Cool! Look at the pretty design!
I know! I'm weird!:::blurry pic alert:::
Add the cabbage, 1/2 teaspoon salt and a 1/4 teaspoon pepper to the pan. Oh my! I may have misjudged the pan. It's a little full!Ooops! I forgot the chicken broth. I used light and fat free. You'll need this a little later. Stir and sauté the cabbage for about 5 minutes. This looks just about right. Now add 1 cup of the chick broth and bring to a boil.
It should probably take about 15 minutes to get the cabbage tender. When it's tender, take off the lid.
Turn the heat back up so the broth boils. Make sure to stir it so it doesn't burn. After the broth reduces by half, it is done.
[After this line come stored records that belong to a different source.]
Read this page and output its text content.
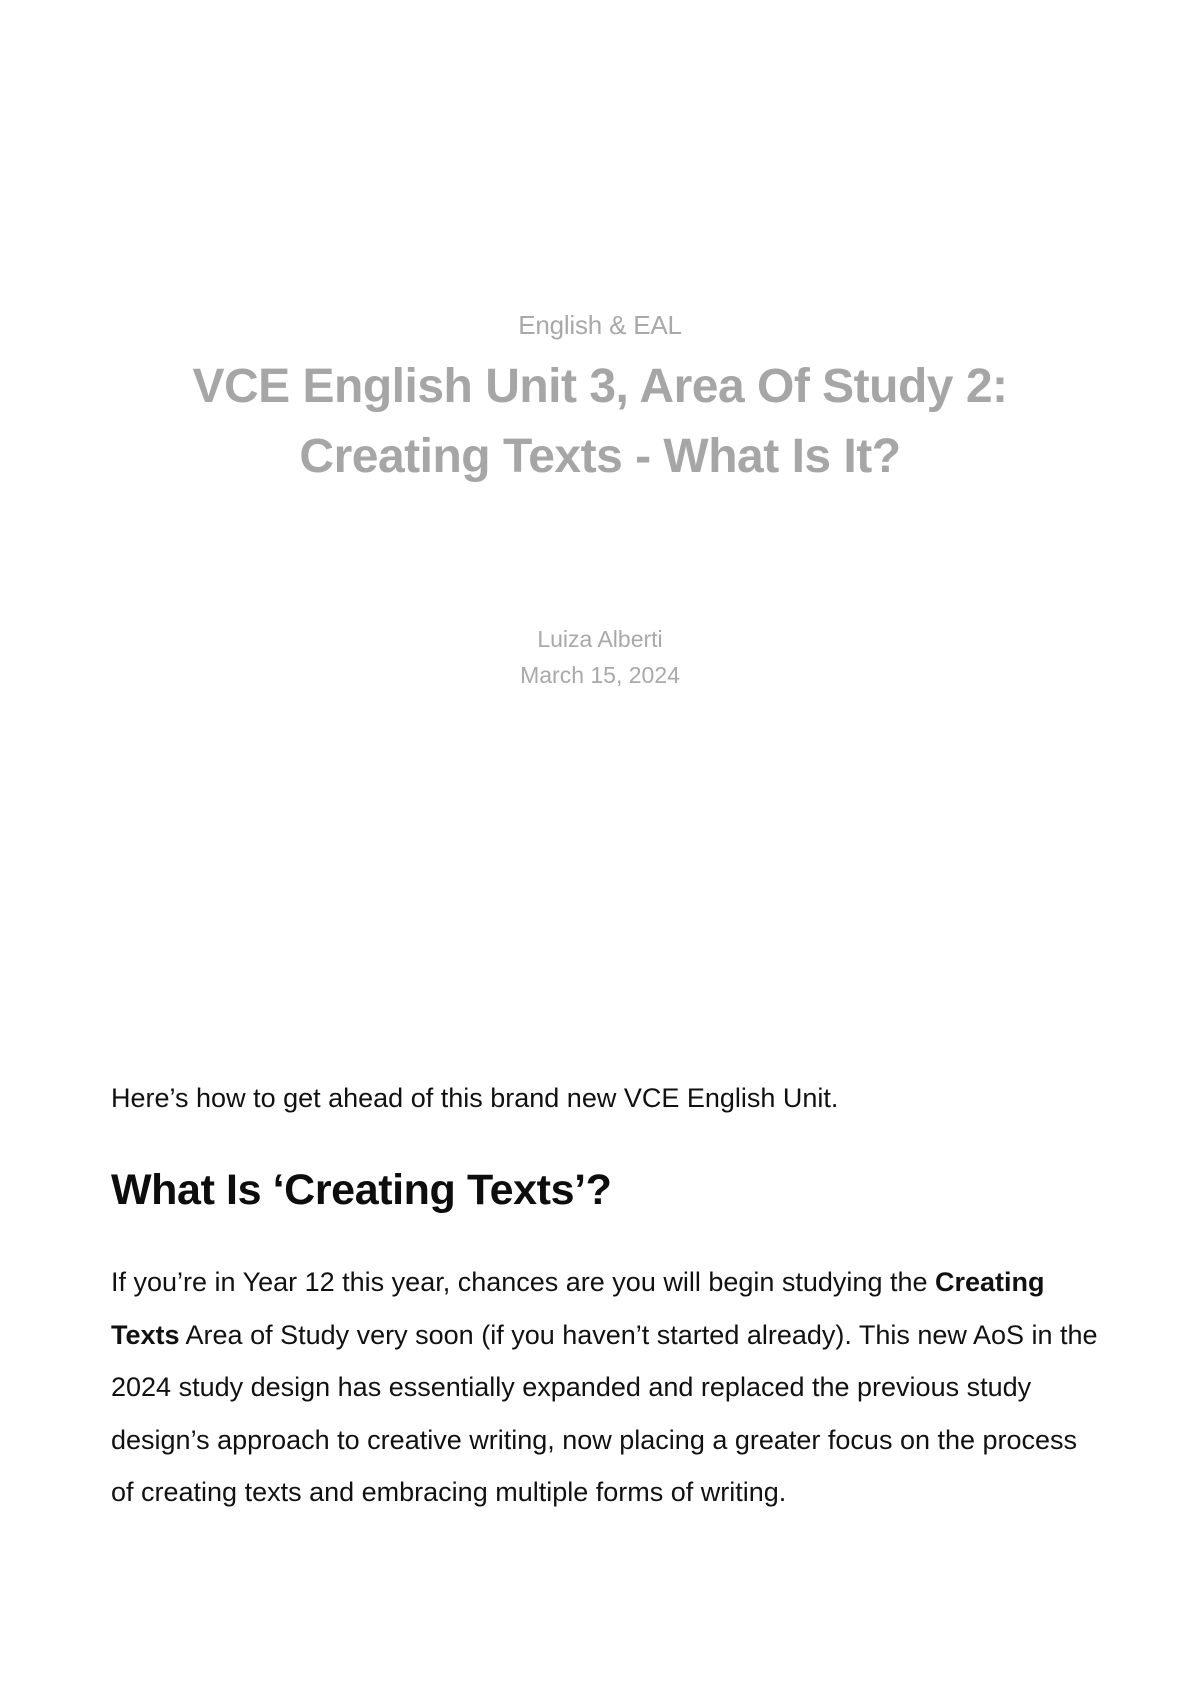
English & EAL
VCE English Unit 3, Area Of Study 2: Creating Texts - What Is It?
Luiza Alberti
March 15, 2024

Here’s how to get ahead of this brand new VCE English Unit.

What Is ‘Creating Texts’?

If you’re in Year 12 this year, chances are you will begin studying the Creating Texts Area of Study very soon (if you haven’t started already). This new AoS in the 2024 study design has essentially expanded and replaced the previous study design’s approach to creative writing, now placing a greater focus on the process of creating texts and embracing multiple forms of writing.
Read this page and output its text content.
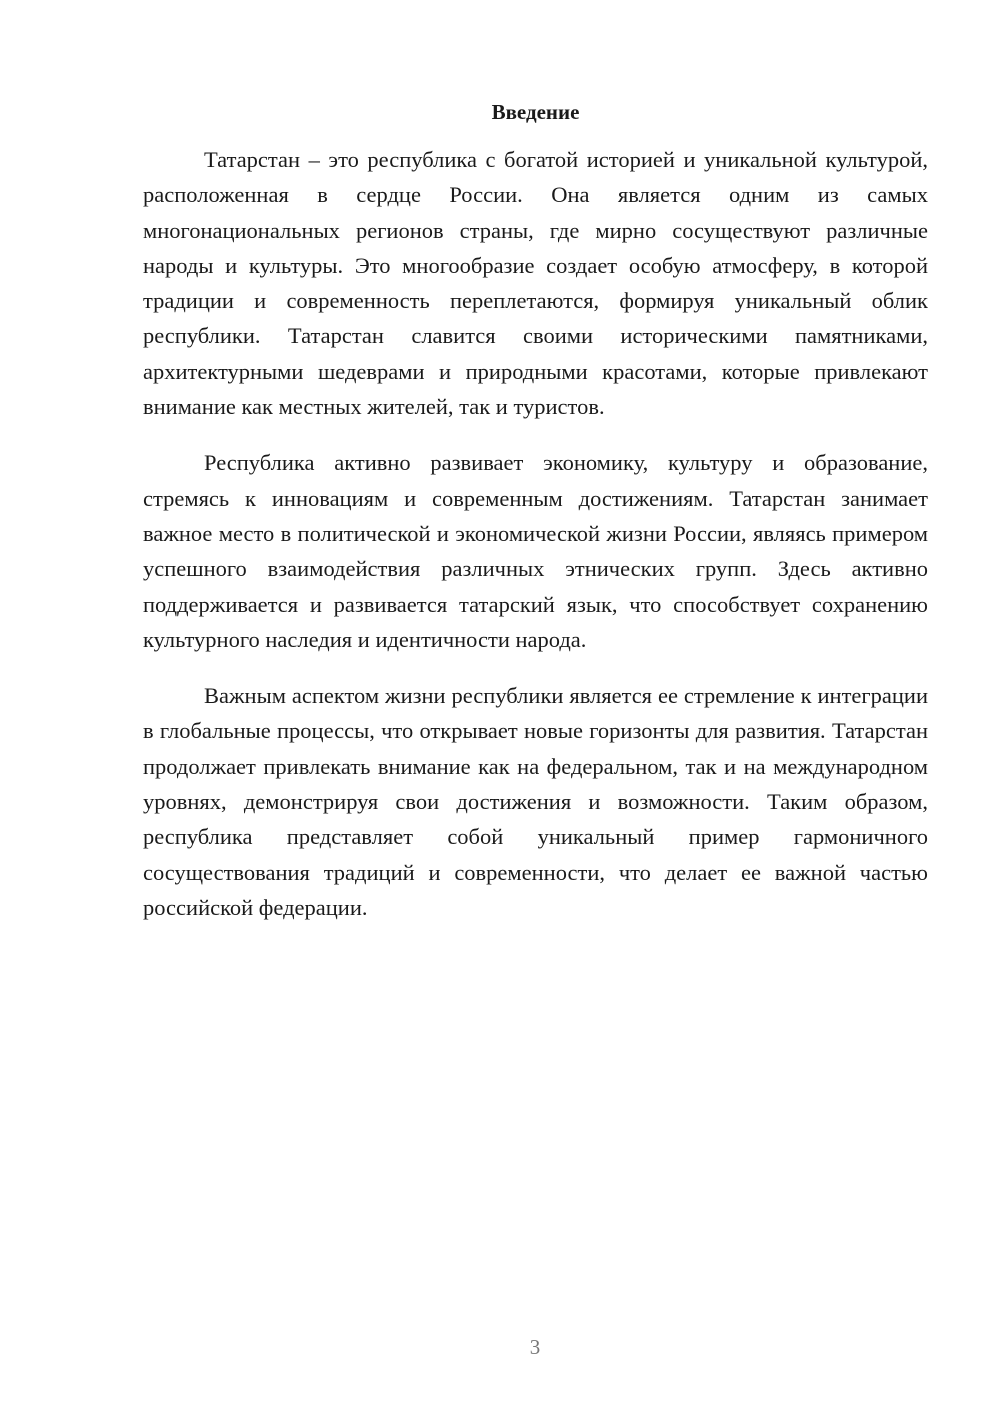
Введение

Татарстан – это республика с богатой историей и уникальной культурой, расположенная в сердце России. Она является одним из самых многонациональных регионов страны, где мирно сосуществуют различные народы и культуры. Это многообразие создает особую атмосферу, в которой традиции и современность переплетаются, формируя уникальный облик республики. Татарстан славится своими историческими памятниками, архитектурными шедеврами и природными красотами, которые привлекают внимание как местных жителей, так и туристов.

Республика активно развивает экономику, культуру и образование, стремясь к инновациям и современным достижениям. Татарстан занимает важное место в политической и экономической жизни России, являясь примером успешного взаимодействия различных этнических групп. Здесь активно поддерживается и развивается татарский язык, что способствует сохранению культурного наследия и идентичности народа.

Важным аспектом жизни республики является ее стремление к интеграции в глобальные процессы, что открывает новые горизонты для развития. Татарстан продолжает привлекать внимание как на федеральном, так и на международном уровнях, демонстрируя свои достижения и возможности. Таким образом, республика представляет собой уникальный пример гармоничного сосуществования традиций и современности, что делает ее важной частью российской федерации.

3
Yummy! This is the finished product!
1/2 head cabbage, chopped into approx 1 inch squares or pieces (I used 8 cups)
1 tablespoon olive oil
1 tablespoon butter
1/2 teaspoon salt, to taste
1/4 teaspoon fresh ground pepper, to taste
1 cup chicken broth or vegetable broth (I prefer it with the chicken) (Me too!)
3 tablespoons dry sherry (optional) (I didn't use this)
~Heat oil and butter in large heavy and wide saucepan or sauté pan; add cabbage, salt, pepper, and stir over low heat for 5 minutes.
~Add broth (I usually add a bit of sherry, too
~Raise heat to medium, uncover and let juices reduce to about half (be careful not to let burn). ~Taste and adjust seasoning, serve hot.